Hello,
On Tue, Sep 24, 2024 at 09:10:02AM +0530, K Prateek Nayak wrote:
prev_state = READ_ONCE(prev->__state);
if (sched_mode == SM_IDLE) {
- if (!rq->nr_running) {
+ /* SCX must consult the BPF scheduler to tell if rq is empty */
I was wondering if sched_ext case could simply do:
if (scx_enabled())
prev_balance(rq, prev, rf);
and use "rq->scx.flags" to skip balancing in balance_scx() later when
__pick_next_task() calls prev_balance() but (and please correct me if
I'm wrong here) balance_scx() calls balance_one() which can call
consume_dispatch_q() to pick a task from global / user-defined dispatch
queue, and in doing so, it does not update "rq->nr_running".
Hmm... would that be a meaningful optimization? prev_balance() calls into
SCX's dispatch path and there can be quite a bit going on there. I'm not
sure whether it'd worth much to save a trip through __pick_next_task().
I could only see add_nr_running() being called from enqueue_task_scx()

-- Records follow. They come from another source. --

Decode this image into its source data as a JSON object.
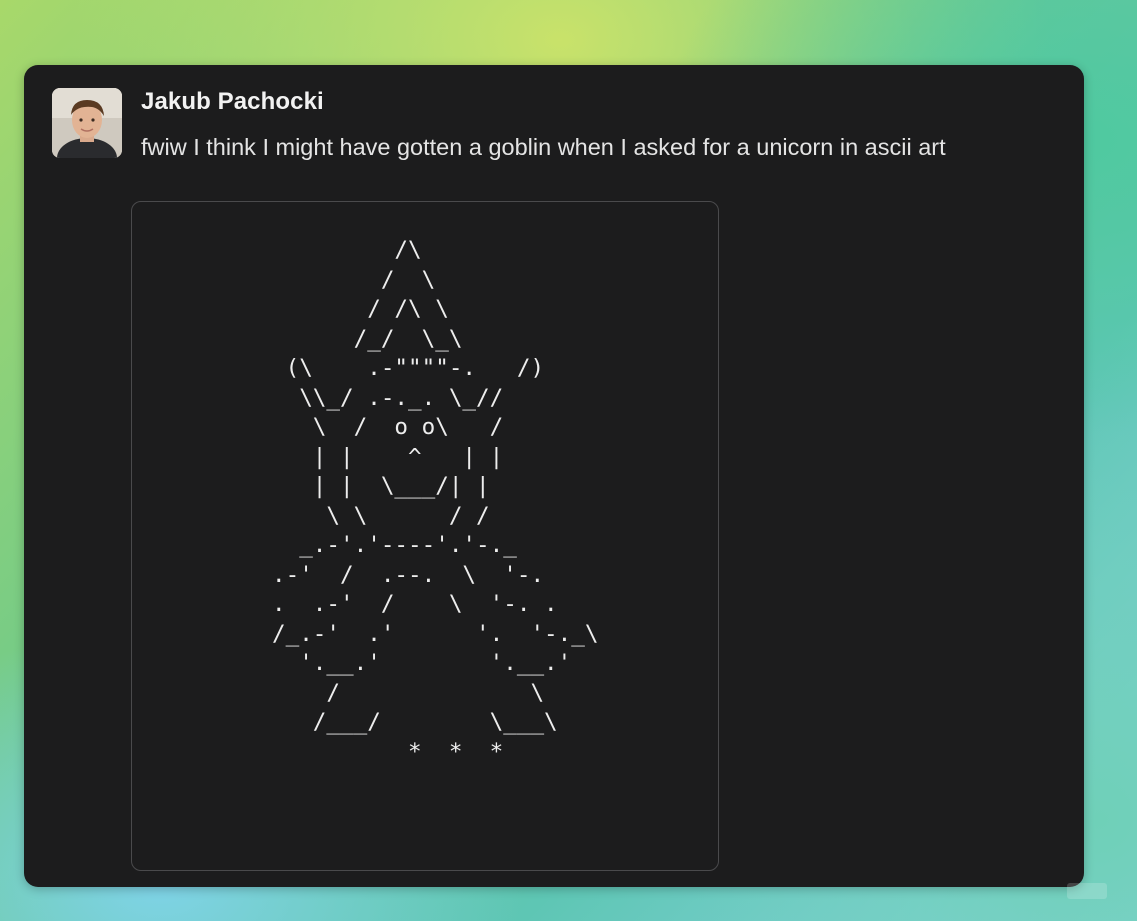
{
  "message": {
    "author": "Jakub Pachocki",
    "text": "fwiw I think I might have gotten a goblin when I asked for a unicorn in ascii art",
    "avatar_icon": "user-avatar-photo"
  },
  "attachment": {
    "ascii_art": "         /\\\n        /  \\\n       / /\\ \\\n      /_/  \\_\\\n (\\    .-\"\"\"\"-.   /)\n  \\\\_/ .-._. \\_//\n   \\  /  o o\\   /\n   | |    ^   | |\n   | |  \\___/| |\n    \\ \\      / /\n  _.-'.'----'.'-._\n.-'  /  .--.  \\  '-.\n.  .-'  /    \\  '-. .\n/_.-'  .'      '.  '-._\\\n  '.__.'        '.__.'\n    /              \\\n   /___/        \\___\\\n          *  *  *"
  },
  "colors": {
    "card_bg": "#1c1c1d",
    "text_primary": "#f2f2f2",
    "frame_border": "#4a4a4c"
  }
}
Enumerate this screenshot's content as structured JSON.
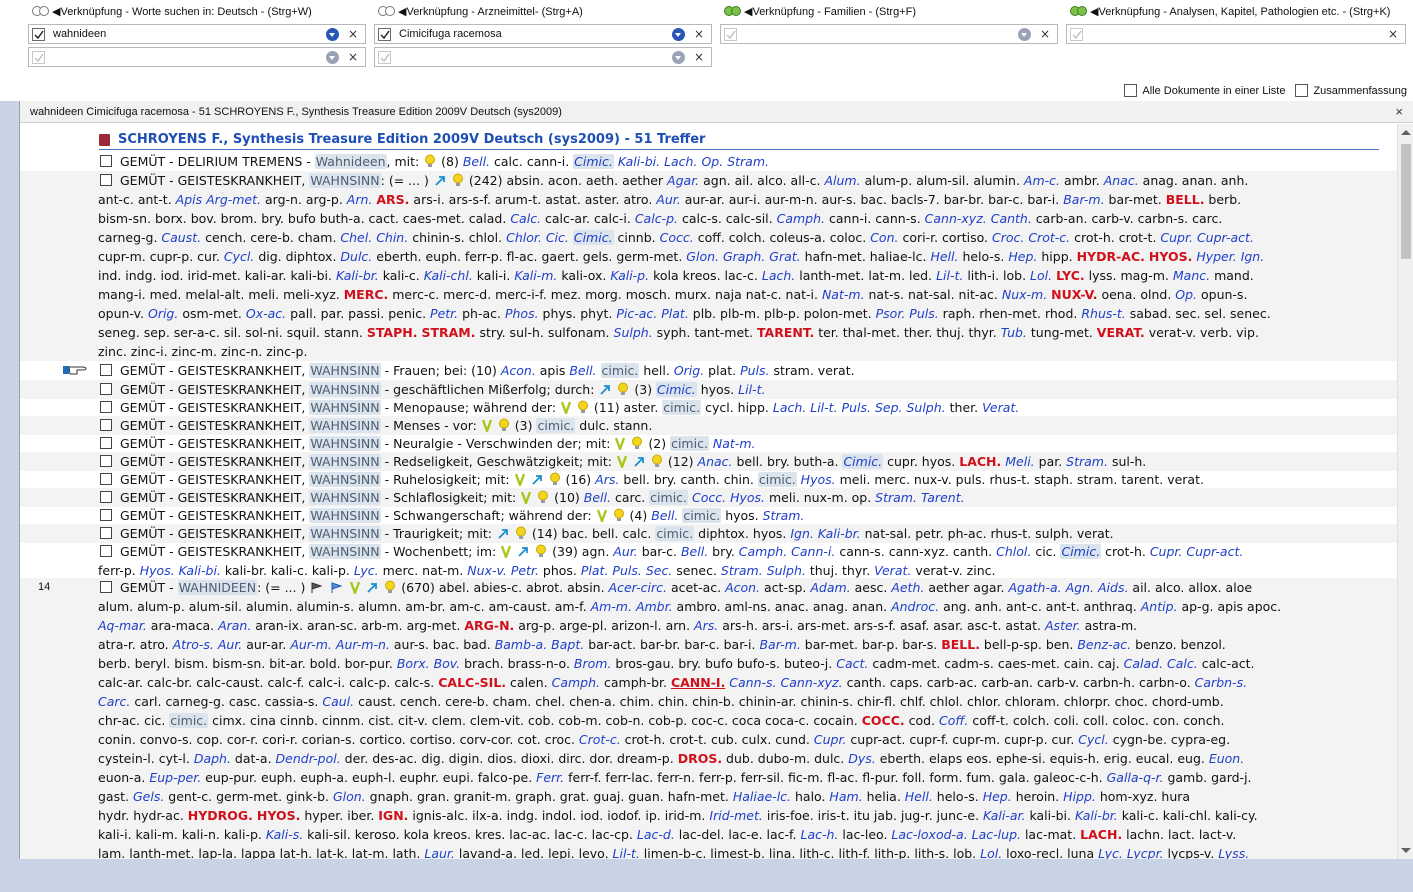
{
  "search": {
    "col1": {
      "title": "◀Verknüpfung - Worte suchen in:  Deutsch - (Strg+W)",
      "value1": "wahnideen",
      "value2": ""
    },
    "col2": {
      "title": "◀Verknüpfung - Arzneimittel- (Strg+A)",
      "value1": "Cimicifuga racemosa",
      "value2": ""
    },
    "col3": {
      "title": "◀Verknüpfung - Familien - (Strg+F)",
      "value1": ""
    },
    "col4": {
      "title": "◀Verknüpfung - Analysen, Kapitel, Pathologien etc. - (Strg+K)",
      "value1": ""
    },
    "clear_glyph": "×",
    "option_all_docs": "Alle Dokumente in einer Liste",
    "option_summary": "Zusammenfassung"
  },
  "results": {
    "title_bar": "wahnideen Cimicifuga racemosa - 51   SCHROYENS F., Synthesis Treasure Edition 2009V Deutsch (sys2009)",
    "close_glyph": "×",
    "source_heading": "SCHROYENS F., Synthesis Treasure Edition 2009V Deutsch (sys2009) - 51 Treffer",
    "line_number_14": "14"
  },
  "colors": {
    "remedy_blue": "#2040c8",
    "remedy_red": "#d0101a",
    "heading_blue": "#1f4fb5",
    "highlight_bg": "#dbe3ec"
  },
  "icons": [
    "checkbox-icon",
    "lightbulb-icon",
    "arrow-icon",
    "v-grade-icon",
    "hand-pointer-icon",
    "book-icon",
    "flag-icon"
  ]
}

and this is even before the ext core calls do_enqueue_task() which hooks
into the bpf layer which makes the decision where the task actually
goes.
Is my understanding correct that whichever CPU is the target for the
enqueue_task_scx() callback initially is the one that accounts the
enqueue in "rq->nr_running" until the task is dequeued or did I miss
something?
Whenever a task is dispatched to a local DSQ of a CPU including from
balance_one(), if the task is not on that CPU already,
move_remote_task_to_local_dsq() is called which migrates the task to the
target CPU by deactivating and then re-activating it. As deactivating and
re-activating involves dequeueing and re-enqueueing, rq->running gets
updated accordingly.
Thanks.